Si bien los republicanos se quedaron con la mayoría en la Cámara Baja y el extremista Ron DeSantis, exdiscípulo de Trump y posible contrincante, se hizo con la Gobernación de Florida, se puede hablar en general de una derrota del trumpismo y su propaganda. Cabe entonces pensar algunas lecciones que nos deja esta derrota de los proyectos de aspirantes a fascistas como Trump y Bolsonaro.

En primer lugar, las mentiras y la propaganda fascistas pueden detenerse y ser derrotadas con información real sobre la crisis y la muerte que generan estos líderes. A la larga, la realidad triunfa sobre los aspirantes a fascistas. Además, las instituciones legales y los tribunales independientes son clave para detener los golpes de Estado en cámara lenta, tal como pasó en Brasil con el intento de supresión de votantes mediante bloqueos de la policía en muchas rutas principales y, tal como se observó, en el caso de funcionarios republicanos en Arizona, que hicieron respetar la legalidad de los comicios.

Otra lección es que los votantes deben votar. EE. UU. nos regala la esperanza de generaciones jóvenes que salen a defender la democracia a partir del voto. Sin ellos, hubiera ganado el trumpismo. Además, se deben crear y apoyar coaliciones amplias de centro/izquierda/derecha para confrontar a quienes quieren destruir la democracia. En suma, se debe recordar la historia de las coaliciones antifascistas que derrotaron al fascismo. Eso es lo que representaron la candidatura de Luiz Inácio Lula da Silva en Brasil y la victoria demócrata en EE.UU.

Los líderes autoritarios deben ser procesados por sus actos ilegales, como pasó en Argentina en 1985 con los líderes de la dictadura. En este punto, mucho queda por hacer tanto en Brasil como en EE. UU.  
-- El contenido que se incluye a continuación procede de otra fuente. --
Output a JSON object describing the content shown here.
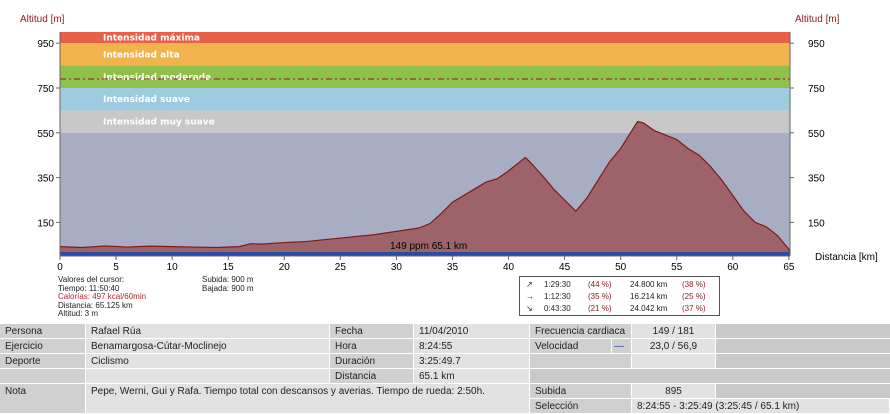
{
  "chart_data": {
    "type": "area",
    "ylabel_left": "Altitud [m]",
    "ylabel_right": "Altitud [m]",
    "xlabel": "Distancia [km]",
    "xlim": [
      0,
      65.1
    ],
    "ylim": [
      0,
      1000
    ],
    "x_ticks": [
      0,
      5,
      10,
      15,
      20,
      25,
      30,
      35,
      40,
      45,
      50,
      55,
      60,
      65
    ],
    "y_ticks": [
      150,
      350,
      550,
      750,
      950
    ],
    "bands": [
      {
        "label": "Intensidad máxima",
        "from": 950,
        "to": 1000,
        "color": "#e8604a"
      },
      {
        "label": "Intensidad alta",
        "from": 850,
        "to": 950,
        "color": "#f2b24c"
      },
      {
        "label": "Intensidad moderada",
        "from": 750,
        "to": 850,
        "color": "#8fc04c"
      },
      {
        "label": "Intensidad suave",
        "from": 650,
        "to": 750,
        "color": "#9dcbe0"
      },
      {
        "label": "Intensidad muy suave",
        "from": 550,
        "to": 650,
        "color": "#c8c8c8"
      },
      {
        "label": "",
        "from": 0,
        "to": 550,
        "color": "#a9adc4"
      }
    ],
    "series": [
      {
        "x": [
          0,
          2,
          4,
          6,
          8,
          10,
          12,
          14,
          16,
          17,
          18,
          20,
          22,
          24,
          26,
          28,
          30,
          32,
          33,
          34,
          35,
          36,
          37,
          38,
          39,
          40,
          41,
          41.5,
          42,
          43,
          44,
          45,
          46,
          47,
          48,
          49,
          50,
          51,
          51.5,
          52,
          53,
          54,
          55,
          56,
          57,
          58,
          59,
          60,
          61,
          62,
          63,
          64,
          65,
          65.1
        ],
        "y": [
          42,
          38,
          45,
          40,
          44,
          42,
          40,
          38,
          42,
          55,
          53,
          60,
          65,
          75,
          85,
          95,
          110,
          125,
          145,
          190,
          240,
          270,
          300,
          330,
          345,
          380,
          420,
          440,
          415,
          360,
          300,
          250,
          200,
          260,
          340,
          420,
          480,
          560,
          600,
          595,
          560,
          540,
          520,
          480,
          450,
          400,
          340,
          270,
          200,
          150,
          130,
          90,
          30,
          10
        ]
      }
    ],
    "hr_dashline": 790,
    "annotation": "149 ppm 65.1 km"
  },
  "cursor_info": {
    "title": "Valores del cursor:",
    "tiempo": "Tiempo: 11:50:40",
    "calorias": "Calorías: 497 kcal/60min",
    "distancia": "Distancia: 65.125 km",
    "altitud": "Altitud: 3 m"
  },
  "climb_info": {
    "subida": "Subida: 900 m",
    "bajada": "Bajada: 900 m"
  },
  "stats": [
    {
      "arrow": "↗",
      "time": "1:29:30",
      "pct1": "(44 %)",
      "dist": "24.800 km",
      "pct2": "(38 %)"
    },
    {
      "arrow": "→",
      "time": "1:12:30",
      "pct1": "(35 %)",
      "dist": "16.214 km",
      "pct2": "(25 %)"
    },
    {
      "arrow": "↘",
      "time": "0:43:30",
      "pct1": "(21 %)",
      "dist": "24.042 km",
      "pct2": "(37 %)"
    }
  ],
  "table": {
    "persona_label": "Persona",
    "persona": "Rafael Rúa",
    "ejercicio_label": "Ejercicio",
    "ejercicio": "Benamargosa-Cútar-Moclinejo",
    "deporte_label": "Deporte",
    "deporte": "Ciclismo",
    "nota_label": "Nota",
    "nota": "Pepe, Werni, Gui y Rafa. Tiempo total con descansos y averias. Tiempo de rueda: 2:50h.",
    "fecha_label": "Fecha",
    "fecha": "11/04/2010",
    "hora_label": "Hora",
    "hora": "8:24:55",
    "duracion_label": "Duración",
    "duracion": "3:25:49.7",
    "distancia_label": "Distancia",
    "distancia": "65.1 km",
    "fc_label": "Frecuencia cardiaca",
    "fc": "149 / 181",
    "velocidad_label": "Velocidad",
    "velocidad_dash": "—",
    "velocidad": "23,0 / 56,9",
    "subida_label": "Subida",
    "subida": "895",
    "seleccion_label": "Selección",
    "seleccion": "8:24:55 - 3:25:49 (3:25:45 / 65.1 km)"
  }
}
También es importante llegar, a través de los medios independientes, a aquellos que quieren dejar atrás su identificación con el culto del líder mesiánico. Debemos estar atentos a defender constantemente la democracia, pues estas victorias son batallas en una contienda de largo aliento. Entender que los actores antidemocráticos sin escrúpulos legales siguen ahí y que no se puede bajar la guardia frente al desafío totalitario que representan es de vital importancia. El trumpismo y sus esbirros globales llegaron para quedarse.